Valentino Rossi et l’ambition Hypercar WEC 2026 : entre rêve et obstacles

MotoGP

La légende du MotoGP Valentino Rossi continue de nourrir un rêve qui semble de plus en plus difficile à réaliser : piloter une Hypercar en Championnat du monde d’endurance. Après deux saisons en catégorie LMGT3 avec l’équipe BMW WRT, le nonuple champion du monde de moto garde espoir de franchir le cap vers la catégorie reine, même si les obstacles se multiplient sur sa route vers le programme Hypercar en WEC 2026.

valentino-rossi-hypercar-dream_0.jpg

L’ambition contrariée de Valentino Rossi pour le programme Hypercar en WEC 2026

Valentino Rossi a révélé avoir passé l’intégralité de la saison 2025 à tenter de construire un programme Hypercar pour 2026. Ces efforts intenses n’ont malheureusement pas encore porté leurs fruits, laissant le champion transalpin dans l’incertitude quant à son avenir en sport automobile. Lors du dernier week-end de course à Bahreïn, Rossi s’est confié sur ses difficultés à concrétiser ce projet qui lui tient tant à cœur.

“L’Hypercar est plus similaire à une moto qu’une GT3, et j’apprécie vraiment la piloter”, a déclaré Rossi lors de son passage à Bahreïn. “Depuis ce moment-là dans le test de Bahreïn, nous avons essayé de courir en Hypercar cette année, mais ce n’était pas possible.” Ces mots témoignent de la frustration d’un pilote qui se sent à l’aise dans ce type de voiture mais ne parvient pas à décrocher son sésame.

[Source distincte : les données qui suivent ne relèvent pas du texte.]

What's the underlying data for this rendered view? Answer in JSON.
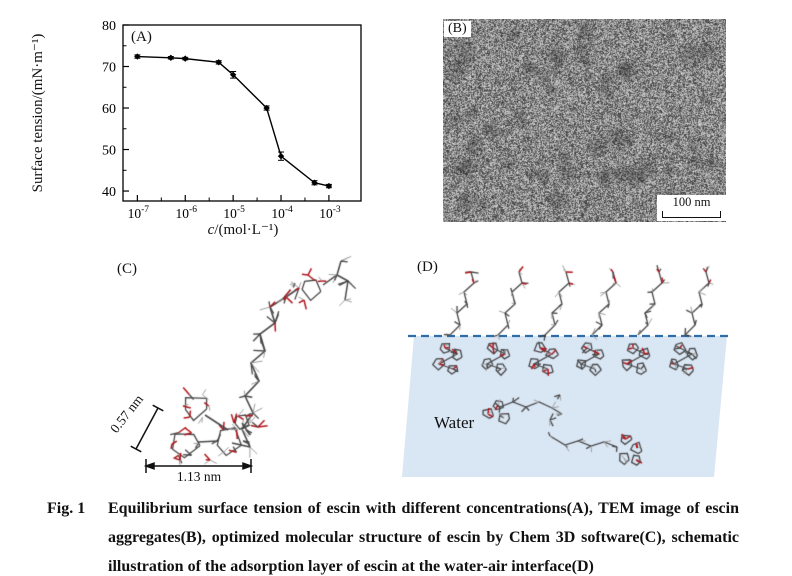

Le pilote italien a poursuivi en expliquant sa démarche tout au long de 2025 : “Pendant toute cette saison, nous avons essayé de courir en Hypercar pour l’année prochaine, mais malheureusement, ce n’était pas possible. Il semble que ce soit difficile de courir en Hypercar. Je ne sais pas si cela arrivera, c’est dommage.” Cette franchise démontre que malgré son statut de légende et son talent reconnu, obtenir un baquet en catégorie reine reste un défi majeur.

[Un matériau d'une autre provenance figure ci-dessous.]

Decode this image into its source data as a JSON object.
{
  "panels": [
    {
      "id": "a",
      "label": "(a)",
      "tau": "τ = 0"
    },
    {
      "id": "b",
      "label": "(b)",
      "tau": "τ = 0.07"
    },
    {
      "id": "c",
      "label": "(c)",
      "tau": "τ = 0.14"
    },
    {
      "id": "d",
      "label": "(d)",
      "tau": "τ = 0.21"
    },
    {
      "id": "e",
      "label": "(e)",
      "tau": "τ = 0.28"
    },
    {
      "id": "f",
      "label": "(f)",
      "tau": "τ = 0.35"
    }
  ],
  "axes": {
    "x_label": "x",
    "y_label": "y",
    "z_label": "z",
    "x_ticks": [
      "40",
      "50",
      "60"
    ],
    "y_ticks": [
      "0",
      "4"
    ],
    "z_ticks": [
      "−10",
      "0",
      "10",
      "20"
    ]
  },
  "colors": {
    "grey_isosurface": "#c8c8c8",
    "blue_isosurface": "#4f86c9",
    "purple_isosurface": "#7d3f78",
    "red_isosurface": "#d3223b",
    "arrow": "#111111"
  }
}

BMW dispose d’un vivier important de pilotes, notamment de nombreux jeunes talents qu’elle souhaite promouvoir. Cette situation complique considérablement les ambitions de Rossi, qui se trouve en concurrence avec une nouvelle génération de pilotes. L’équipe WRT, partenaire officiel de BMW en Hypercar et qui gérera également le programme GTP en IMSA à partir de 2026, représente la meilleure porte d’entrée pour l’Italien, mais les places se font rares.

La relation étroite entre Rossi et Vincent Vosse, propriétaire de l’équipe WRT, pourrait néanmoins offrir quelques opportunités alternatives. Rossi a évoqué la possibilité de participer à des courses individuelles plutôt qu’à un championnat complet : “Cela peut être une bonne idée, mais je ne sais pas si c’est possible, car généralement quand on court avec une Hypercar, c’est pour toute la saison.”

L’expansion du programme WRT vers l’IMSA pourrait également ouvrir des perspectives intéressantes. Les courses d’endurance du championnat américain, notamment celles faisant partie de la Michelin Endurance Cup, nécessitent souvent des pilotes additionnels. “Cela peut être une chance, parce que WRT va aussi gérer le programme IMSA l’année prochaine. Donc peut-être que ce sera possible. Je ne sais pas, j’espère”, a confié le pilote italien.

Les performances convaincantes de Rossi en LMGT3 face aux obstacles du programme Hypercar WEC 2026

Depuis son arrivée en WEC en 2024 avec l’introduction de la réglementation LMGT3, Valentino Rossi a démontré qu’il n’était pas simplement une attraction marketing. Au volant de la BMW M4 GT3 EVO numéro 46 qu’il partage avec Kelvin van der Linde et Ahmad Al Harthy, l’Italien a décroché quatre podiums en seize courses sur deux saisons. Sa progression constante a culminé lors des 6 Heures d’Imola 2025, où il est passé tout près de la victoire dans sa catégorie.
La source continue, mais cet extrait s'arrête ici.